Beginning with the Body

using action to define character


In Marilynne Robinson's Housekeeping, characters are often delineated not through visual descriptions of their appearance, but through their actions and their relationships with other characters. As a result, they are much more than skin deep.


Take for example the scene in Chapter 3, in which Aunt Sylvie throws ice chunks at a pack of dogs that are bothering her as she walks into town:


"We turned the corner and saw Sylvie in the road ahead of us, chucking chunks of ice at four or five dogs. She would pick up a bit of ice and toss it from hand to hand, walking backward, while the dogs followed after her and circled behind her, yapping.We saw her pelt one squat mongrel in the ribs, and all the dogs scattered. She sucked her fingers and blew into her cupped hands, and then picked up another piece of ice just as the dogs came back and began yapping and circling again. Her manner was insouciant and her aim was deft."


Sylvie's stance, her scrappiness and her state of being somewhat embattled by these dogs all coalesce to depict her vividly — far more intimately that if we learned just how her features looked or what she was wearing. We are also reminded of an earlier moment when the two girls, Ruth and Lucille, alone on the lake after an afternoon of ice skating, threw snowballs to chase away what were quite probably the same dogs.

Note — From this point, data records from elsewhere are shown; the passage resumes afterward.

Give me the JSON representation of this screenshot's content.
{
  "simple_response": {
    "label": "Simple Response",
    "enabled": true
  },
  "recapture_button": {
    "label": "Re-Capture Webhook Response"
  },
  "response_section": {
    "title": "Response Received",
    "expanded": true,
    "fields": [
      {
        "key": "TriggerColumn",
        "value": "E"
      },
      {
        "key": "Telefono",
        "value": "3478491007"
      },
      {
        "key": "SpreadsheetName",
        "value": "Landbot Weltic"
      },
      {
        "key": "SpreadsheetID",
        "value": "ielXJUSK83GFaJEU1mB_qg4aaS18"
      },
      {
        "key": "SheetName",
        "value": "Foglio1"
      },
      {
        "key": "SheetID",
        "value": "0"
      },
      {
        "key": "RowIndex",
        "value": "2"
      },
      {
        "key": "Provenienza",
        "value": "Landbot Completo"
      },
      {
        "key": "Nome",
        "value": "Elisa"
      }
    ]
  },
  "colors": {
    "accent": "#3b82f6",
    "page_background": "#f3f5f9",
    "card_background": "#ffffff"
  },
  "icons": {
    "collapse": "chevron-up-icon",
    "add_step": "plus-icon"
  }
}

We see Sylvie crouching and blowing. We see her deftly chucking the ice. We see what sort of thing — dogs — makes her move this way. And above all, in the echoes between this scene and the earlier one with the girls, we glimpse a deep connection that exists between Sylvie and her orphaned nieces, something that goes unparsed but nonetheless clearly reveals a great deal about how the three of them will live their lives.


PROMPT:


Focus on the body movements of a character – or two characters together — so as to reveal their personality.

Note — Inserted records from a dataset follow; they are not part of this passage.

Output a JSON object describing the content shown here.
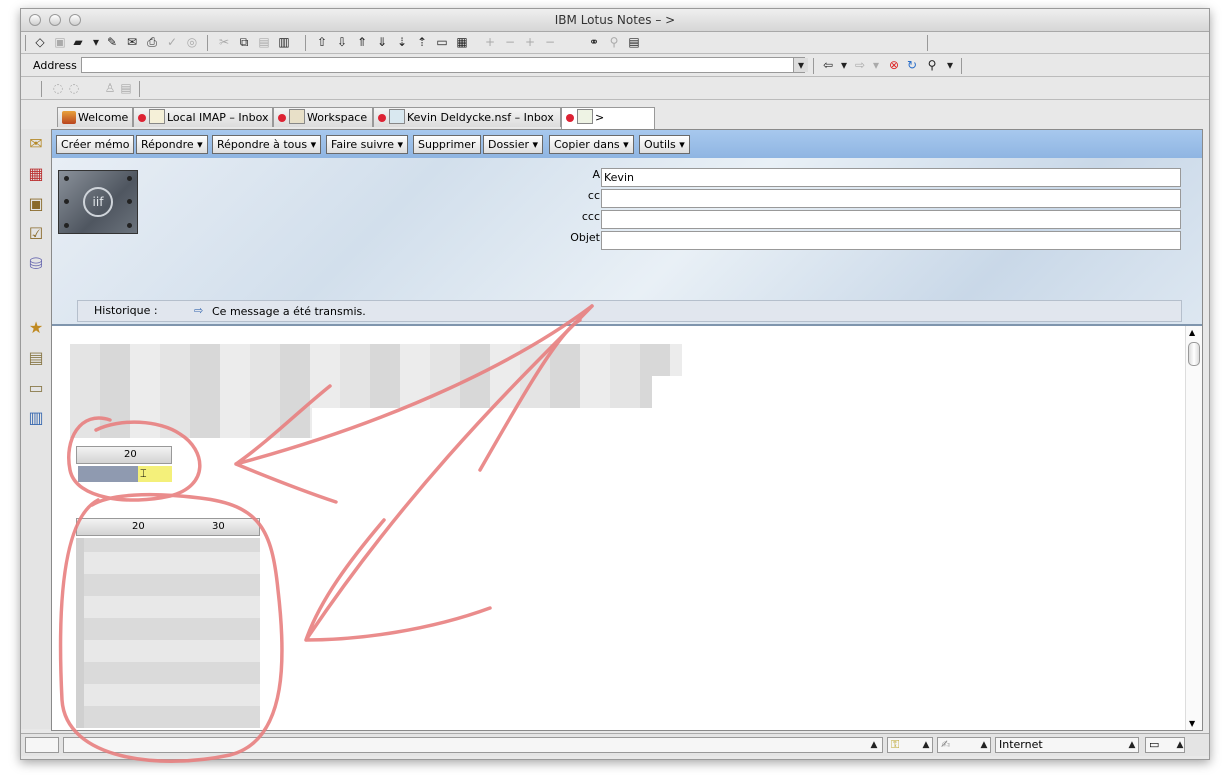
{
  "window": {
    "title": "IBM Lotus Notes – >"
  },
  "address_bar": {
    "label": "Address",
    "value": ""
  },
  "tabs": [
    {
      "label": "Welcome",
      "icon": "home-icon"
    },
    {
      "label": "Local IMAP – Inbox",
      "icon": "mailbox-icon"
    },
    {
      "label": "Workspace",
      "icon": "workspace-icon"
    },
    {
      "label": "Kevin Deldycke.nsf – Inbox",
      "icon": "database-icon"
    },
    {
      "label": ">",
      "icon": "document-icon"
    }
  ],
  "actions": [
    {
      "label": "Créer mémo"
    },
    {
      "label": "Répondre ▾"
    },
    {
      "label": "Répondre à tous ▾"
    },
    {
      "label": "Faire suivre ▾"
    },
    {
      "label": "Supprimer"
    },
    {
      "label": "Dossier ▾"
    },
    {
      "label": "Copier dans ▾"
    },
    {
      "label": "Outils ▾"
    }
  ],
  "memo": {
    "to_label": "A",
    "to_value": "Kevin",
    "cc_label": "cc",
    "cc_value": "",
    "bcc_label": "ccc",
    "bcc_value": "",
    "subject_label": "Objet",
    "subject_value": "",
    "history_label": "Historique :",
    "history_text": "Ce message a été transmis."
  },
  "rulers": {
    "small": {
      "tick": "20"
    },
    "large": {
      "tick1": "20",
      "tick2": "30"
    }
  },
  "status": {
    "location": "Internet"
  },
  "colors": {
    "action_bar": "#9dbfe8",
    "annotation": "#e88080"
  }
}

Without dwelling on physical description of the characters themselves, write a new scene where your protagonist does some activity involving physical movement in a space that is important to the coming action. The idea is to focus on the action not the actor. Your action may be a small scale motion that you zero in on, and it may seem minor in importance at first, but keep focus on the movement itself and make it lead into bigger part of the story. The dynamism will help grab your readers attention. You can have more than one character, but again, don’t worry about physical description of them or summaries of who the characters are at this point. Focus on action.